La lecture de Nicole.S: "Une si longue lettre" de Mariama Bà ,œuvre emblématique du féminisme au Sénégal.


Cycle littérature africaine
Le Sénégal
Confinée pendant la traditionnelle quarantaine imposée par son veuvage, Ramatoulaye adresse une longue lettre à son amie Aïssatou qui vit à l'étranger.
Elle y fait le bilan de son existence, se remémorant les rêves de sa jeunesse, le bonheur de ses années conjugales, puis la douleur de la solitude quand son mari la délaissa pour prendre une seconde épouse.

Même si certaines femmes se sentent assez fortes et libres pour ne pas rester dans leur foyer lorsque cette situation se présente, le poids des coutumes et celui de la religion très présent au Sénégal pèsent dans cette lourde décision.

En s’employant à pointer du doigt toutes les failles d’une société patriarcale à l’image de la société sénégalaise, Mariama Bâ interpelle le lecteur par le biais de Ramatoulaye, le personnage principal de ce roman. Nous sommes plongés dans l’intimité de cette femme dont l’histoire fait naître des débats sur le sujet de la polygamie, de l’amour et de l’amitié.

Comme son amie avant elle, Ramatoulaye découvre après tout le monde les tortueuses intrigues familiales et le remariage de son mari au bout de vingt-cinq ans de vie commune. Contrairement à Aïssatou qui opte pour le divorce et s’exile, elle prend le parti de plier devant le fait accompli, mais en s’effaçant dans une solitude consacrée à son métier d’enseignante et à ses douze enfants : un choix qui, au-delà d’être humiliant, l'isole péniblement. Comble de ce qui n’est pourtant pas de l’ironie, au décès du mari, des années plus tard, il faudra encore que Ramatoulaye bouscule les traditions pour envisager de recouvrer un droit sur sa propre vie. Car, une fois passé l’obligatoire confinement du veuvage, c’est son beau-frère qui est désormais en droit d’en faire une seconde épouse.

Une leçon de vie où se mêlent joies et drames mais où il est surtout question de rendre un hommage à la liberté de la femme, et à sa volonté de s’affirmer et de montrer au monde qu'elle est seule maîtresse de son destin.

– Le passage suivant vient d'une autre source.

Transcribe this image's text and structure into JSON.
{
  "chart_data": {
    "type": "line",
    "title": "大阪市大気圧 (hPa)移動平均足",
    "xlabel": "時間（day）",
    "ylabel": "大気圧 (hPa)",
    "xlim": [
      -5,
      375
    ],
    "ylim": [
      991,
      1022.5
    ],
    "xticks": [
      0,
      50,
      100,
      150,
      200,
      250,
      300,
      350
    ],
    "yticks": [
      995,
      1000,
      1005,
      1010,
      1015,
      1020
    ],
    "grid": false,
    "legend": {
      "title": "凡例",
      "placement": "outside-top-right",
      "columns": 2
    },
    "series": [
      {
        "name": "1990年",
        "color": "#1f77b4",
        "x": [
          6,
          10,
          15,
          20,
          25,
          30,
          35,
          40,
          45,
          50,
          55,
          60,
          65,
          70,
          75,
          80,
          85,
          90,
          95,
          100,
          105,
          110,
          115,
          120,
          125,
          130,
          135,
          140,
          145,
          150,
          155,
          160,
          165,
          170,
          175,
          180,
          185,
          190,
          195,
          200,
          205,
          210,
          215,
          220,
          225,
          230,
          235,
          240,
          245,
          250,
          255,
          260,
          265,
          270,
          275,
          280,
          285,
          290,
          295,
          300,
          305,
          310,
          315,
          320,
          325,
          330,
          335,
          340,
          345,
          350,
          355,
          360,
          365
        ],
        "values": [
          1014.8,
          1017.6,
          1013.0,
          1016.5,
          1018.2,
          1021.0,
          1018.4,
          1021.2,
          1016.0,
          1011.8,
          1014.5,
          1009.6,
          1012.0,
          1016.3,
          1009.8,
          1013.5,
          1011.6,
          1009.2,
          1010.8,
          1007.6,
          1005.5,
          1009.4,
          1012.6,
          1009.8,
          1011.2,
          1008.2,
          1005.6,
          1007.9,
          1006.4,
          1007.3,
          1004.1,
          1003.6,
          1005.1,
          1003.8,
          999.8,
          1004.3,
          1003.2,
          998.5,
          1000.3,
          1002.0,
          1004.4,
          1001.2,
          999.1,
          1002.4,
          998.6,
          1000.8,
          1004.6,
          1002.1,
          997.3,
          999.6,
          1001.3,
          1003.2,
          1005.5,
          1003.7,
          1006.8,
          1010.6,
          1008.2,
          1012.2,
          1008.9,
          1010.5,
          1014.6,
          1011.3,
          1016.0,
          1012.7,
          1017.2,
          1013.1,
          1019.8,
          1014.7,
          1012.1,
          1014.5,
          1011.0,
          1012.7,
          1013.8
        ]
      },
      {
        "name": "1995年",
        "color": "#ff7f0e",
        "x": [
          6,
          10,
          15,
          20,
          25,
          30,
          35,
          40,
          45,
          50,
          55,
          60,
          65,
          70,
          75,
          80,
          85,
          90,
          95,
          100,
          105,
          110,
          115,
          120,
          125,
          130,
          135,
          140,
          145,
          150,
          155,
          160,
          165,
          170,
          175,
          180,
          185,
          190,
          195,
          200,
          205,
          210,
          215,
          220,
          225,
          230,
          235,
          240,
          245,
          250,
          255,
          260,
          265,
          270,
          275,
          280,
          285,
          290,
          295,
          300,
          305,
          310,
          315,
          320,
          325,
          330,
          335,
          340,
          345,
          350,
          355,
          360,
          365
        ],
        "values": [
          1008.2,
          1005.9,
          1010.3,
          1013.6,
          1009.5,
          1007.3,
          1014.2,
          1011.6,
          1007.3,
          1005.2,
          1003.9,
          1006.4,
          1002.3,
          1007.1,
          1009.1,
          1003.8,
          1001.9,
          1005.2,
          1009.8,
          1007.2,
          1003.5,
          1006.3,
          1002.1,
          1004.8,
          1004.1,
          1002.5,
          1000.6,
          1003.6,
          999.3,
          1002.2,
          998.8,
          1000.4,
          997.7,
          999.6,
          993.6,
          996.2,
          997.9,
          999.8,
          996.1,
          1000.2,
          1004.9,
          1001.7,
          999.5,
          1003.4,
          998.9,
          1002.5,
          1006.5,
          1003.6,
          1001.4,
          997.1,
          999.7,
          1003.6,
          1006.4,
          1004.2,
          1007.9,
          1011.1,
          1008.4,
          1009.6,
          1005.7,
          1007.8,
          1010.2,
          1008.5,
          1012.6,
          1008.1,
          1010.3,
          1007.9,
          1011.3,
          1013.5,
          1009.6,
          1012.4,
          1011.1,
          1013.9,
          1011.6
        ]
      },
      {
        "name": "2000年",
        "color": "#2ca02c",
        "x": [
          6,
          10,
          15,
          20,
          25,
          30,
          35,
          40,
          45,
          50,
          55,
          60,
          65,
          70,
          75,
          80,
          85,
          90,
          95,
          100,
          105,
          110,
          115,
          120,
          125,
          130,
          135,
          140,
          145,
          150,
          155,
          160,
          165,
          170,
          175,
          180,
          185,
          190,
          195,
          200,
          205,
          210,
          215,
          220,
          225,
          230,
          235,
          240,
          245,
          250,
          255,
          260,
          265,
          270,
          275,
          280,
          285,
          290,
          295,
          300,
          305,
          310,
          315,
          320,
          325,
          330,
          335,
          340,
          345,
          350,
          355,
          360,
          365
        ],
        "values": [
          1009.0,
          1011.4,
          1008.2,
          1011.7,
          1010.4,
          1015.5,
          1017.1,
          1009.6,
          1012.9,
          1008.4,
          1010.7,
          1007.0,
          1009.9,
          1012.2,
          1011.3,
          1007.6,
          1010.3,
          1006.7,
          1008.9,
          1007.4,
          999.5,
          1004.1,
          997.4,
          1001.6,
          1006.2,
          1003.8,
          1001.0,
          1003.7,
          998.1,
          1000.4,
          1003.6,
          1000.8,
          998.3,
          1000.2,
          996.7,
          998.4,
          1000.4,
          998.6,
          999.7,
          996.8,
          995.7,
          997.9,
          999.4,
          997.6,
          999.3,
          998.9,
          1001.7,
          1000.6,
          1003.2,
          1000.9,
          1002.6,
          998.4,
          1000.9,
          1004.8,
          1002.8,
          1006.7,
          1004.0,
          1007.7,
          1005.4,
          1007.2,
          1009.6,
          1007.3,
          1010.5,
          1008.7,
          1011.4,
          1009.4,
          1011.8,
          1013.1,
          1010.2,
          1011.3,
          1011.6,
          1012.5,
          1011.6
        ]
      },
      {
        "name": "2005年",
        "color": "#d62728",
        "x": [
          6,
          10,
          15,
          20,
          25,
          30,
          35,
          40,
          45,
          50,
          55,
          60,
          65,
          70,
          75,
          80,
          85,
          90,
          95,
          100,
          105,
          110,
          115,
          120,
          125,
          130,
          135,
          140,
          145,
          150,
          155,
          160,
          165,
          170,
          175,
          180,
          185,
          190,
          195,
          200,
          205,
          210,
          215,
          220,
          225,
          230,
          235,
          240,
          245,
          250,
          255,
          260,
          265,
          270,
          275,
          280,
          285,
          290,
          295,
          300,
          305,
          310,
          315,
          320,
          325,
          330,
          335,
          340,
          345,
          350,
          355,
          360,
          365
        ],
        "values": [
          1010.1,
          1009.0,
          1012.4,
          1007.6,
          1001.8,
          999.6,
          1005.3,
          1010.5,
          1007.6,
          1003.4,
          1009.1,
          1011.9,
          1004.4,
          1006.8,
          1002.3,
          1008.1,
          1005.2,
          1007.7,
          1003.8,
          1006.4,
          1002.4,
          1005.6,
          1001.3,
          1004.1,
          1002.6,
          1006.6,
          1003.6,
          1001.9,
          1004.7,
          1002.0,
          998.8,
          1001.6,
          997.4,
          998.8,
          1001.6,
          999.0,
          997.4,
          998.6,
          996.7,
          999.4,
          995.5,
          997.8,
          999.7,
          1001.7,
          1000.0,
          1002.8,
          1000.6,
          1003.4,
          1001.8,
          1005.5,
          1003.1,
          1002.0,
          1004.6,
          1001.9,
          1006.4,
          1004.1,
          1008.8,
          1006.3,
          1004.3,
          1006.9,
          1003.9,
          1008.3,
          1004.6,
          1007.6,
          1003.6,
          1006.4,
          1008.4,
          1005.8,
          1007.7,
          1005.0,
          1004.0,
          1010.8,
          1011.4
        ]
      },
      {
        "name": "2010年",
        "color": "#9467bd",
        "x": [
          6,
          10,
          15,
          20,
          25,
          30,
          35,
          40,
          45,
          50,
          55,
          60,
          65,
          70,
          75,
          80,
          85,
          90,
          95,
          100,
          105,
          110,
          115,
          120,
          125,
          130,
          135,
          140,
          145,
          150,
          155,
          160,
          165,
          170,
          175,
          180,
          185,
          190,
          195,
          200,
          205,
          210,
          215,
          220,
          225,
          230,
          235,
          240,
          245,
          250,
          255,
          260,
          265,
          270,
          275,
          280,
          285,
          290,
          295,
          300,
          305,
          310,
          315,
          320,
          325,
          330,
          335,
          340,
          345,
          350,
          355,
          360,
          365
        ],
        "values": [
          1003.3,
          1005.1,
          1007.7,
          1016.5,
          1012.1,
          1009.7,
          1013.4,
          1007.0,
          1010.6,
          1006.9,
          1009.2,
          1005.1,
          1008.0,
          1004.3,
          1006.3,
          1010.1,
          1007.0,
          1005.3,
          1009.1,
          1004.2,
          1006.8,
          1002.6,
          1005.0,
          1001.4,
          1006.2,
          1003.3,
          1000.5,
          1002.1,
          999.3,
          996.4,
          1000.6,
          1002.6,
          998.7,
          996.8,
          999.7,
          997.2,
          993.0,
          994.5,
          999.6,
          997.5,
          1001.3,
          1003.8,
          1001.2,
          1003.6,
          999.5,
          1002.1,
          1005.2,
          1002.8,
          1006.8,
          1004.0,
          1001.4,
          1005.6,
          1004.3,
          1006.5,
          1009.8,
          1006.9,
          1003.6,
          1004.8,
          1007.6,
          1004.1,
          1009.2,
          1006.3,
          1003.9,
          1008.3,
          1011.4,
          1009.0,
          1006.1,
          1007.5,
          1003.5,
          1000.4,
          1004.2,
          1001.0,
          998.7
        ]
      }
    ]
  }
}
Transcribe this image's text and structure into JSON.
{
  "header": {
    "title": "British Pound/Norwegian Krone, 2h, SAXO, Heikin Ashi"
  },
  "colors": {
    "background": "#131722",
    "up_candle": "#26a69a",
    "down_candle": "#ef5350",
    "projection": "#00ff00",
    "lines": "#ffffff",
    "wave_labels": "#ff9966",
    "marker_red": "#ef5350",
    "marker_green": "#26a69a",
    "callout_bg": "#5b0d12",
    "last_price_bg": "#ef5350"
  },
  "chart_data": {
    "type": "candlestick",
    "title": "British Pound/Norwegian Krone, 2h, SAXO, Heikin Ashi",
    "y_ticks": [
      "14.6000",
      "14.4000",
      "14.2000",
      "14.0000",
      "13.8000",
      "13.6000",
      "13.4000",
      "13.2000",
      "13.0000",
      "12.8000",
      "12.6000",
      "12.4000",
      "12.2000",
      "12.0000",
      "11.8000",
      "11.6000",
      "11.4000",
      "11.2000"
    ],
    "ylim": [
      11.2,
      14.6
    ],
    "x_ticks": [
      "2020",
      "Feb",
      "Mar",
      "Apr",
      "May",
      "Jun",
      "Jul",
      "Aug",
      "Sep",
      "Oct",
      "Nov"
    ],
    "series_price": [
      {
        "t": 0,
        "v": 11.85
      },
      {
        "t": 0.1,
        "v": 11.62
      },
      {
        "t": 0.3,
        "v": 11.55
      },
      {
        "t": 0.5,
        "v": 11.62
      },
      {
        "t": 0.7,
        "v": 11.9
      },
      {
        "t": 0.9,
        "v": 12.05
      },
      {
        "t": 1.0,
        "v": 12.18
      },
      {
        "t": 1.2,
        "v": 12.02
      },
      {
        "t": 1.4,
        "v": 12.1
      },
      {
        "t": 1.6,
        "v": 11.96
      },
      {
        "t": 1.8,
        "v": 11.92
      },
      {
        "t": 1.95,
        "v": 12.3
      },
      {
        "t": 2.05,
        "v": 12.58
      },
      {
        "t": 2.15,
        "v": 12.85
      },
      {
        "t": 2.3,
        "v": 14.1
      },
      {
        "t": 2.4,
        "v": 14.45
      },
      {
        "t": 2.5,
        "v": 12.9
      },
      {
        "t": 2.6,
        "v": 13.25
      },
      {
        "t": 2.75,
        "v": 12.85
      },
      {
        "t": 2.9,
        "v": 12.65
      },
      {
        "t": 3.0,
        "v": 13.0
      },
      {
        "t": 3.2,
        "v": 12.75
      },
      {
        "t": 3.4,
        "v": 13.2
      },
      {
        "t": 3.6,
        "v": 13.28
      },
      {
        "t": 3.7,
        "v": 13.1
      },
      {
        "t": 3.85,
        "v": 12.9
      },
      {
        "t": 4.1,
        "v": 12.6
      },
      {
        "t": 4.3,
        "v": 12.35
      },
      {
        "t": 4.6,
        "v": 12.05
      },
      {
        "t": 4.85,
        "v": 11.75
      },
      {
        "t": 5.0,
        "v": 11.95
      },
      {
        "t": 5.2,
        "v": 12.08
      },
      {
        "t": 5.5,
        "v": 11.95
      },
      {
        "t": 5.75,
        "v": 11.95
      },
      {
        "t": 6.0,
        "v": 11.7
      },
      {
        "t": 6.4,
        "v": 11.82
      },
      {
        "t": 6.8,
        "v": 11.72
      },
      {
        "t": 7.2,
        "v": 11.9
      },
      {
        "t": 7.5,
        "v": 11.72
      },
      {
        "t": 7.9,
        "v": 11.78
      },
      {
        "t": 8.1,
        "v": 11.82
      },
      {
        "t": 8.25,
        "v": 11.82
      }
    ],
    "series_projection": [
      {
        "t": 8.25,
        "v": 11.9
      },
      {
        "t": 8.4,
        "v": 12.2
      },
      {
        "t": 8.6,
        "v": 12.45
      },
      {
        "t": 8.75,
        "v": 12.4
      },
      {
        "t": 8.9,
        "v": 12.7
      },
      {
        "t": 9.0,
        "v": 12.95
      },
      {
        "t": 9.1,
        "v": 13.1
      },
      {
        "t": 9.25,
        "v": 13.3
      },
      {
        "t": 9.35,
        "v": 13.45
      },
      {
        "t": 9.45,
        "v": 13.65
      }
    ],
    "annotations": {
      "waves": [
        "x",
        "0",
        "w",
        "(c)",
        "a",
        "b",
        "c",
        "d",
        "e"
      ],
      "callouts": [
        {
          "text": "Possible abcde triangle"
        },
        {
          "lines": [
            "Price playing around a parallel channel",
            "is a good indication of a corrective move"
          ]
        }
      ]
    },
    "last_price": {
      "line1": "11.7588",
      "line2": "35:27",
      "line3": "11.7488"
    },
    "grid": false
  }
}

Un combat qui est d’ailleurs toujours d’actualité au Sénégal et dans le monde.

Un roman culte et poignant du patrimoine littéraire africain traitant avec justesse de la femme et du poids sociétal des traditions qui l’encerclent dans un monde censé la protéger mais qui laisse perplexe.

« Je t’avertis déjà, je ne renonce pas à faire ma vie. Malgré tout – déceptions et humiliations – l’Espérance m’habite. C’est de l’humus sale et nauséabond que jaillit la plante verte, et je sens pointer en moi des bourgeons neufs ».

L'avis du délirien: ⭐⭐⭐⭐

J'ai été happée par ce court roman, qui semble tellement encore d'actualité.

A propos de l'auteure:

Mariama Bâ, née le 17 avril 1929 à Dakar, et morte dans la même ville le 17 août 1981, est une femme de lettres sénégalaise. Elle est issue d'une famille musulmane. Dans son œuvre, elle critique les inégalités entre hommes et femmes dues à la tradition africaine.

Elle obtient son diplôme de titularisation dans l'enseignement en 1947.Mère de 9 enfants, divorcée, elle a été l'épouse du député Obéye Diop.

En 1980,elle a obtenu le prix Noma avec ce premier roman. Elle est morte l'année suivante, peu avant la parution de son second ouvrage.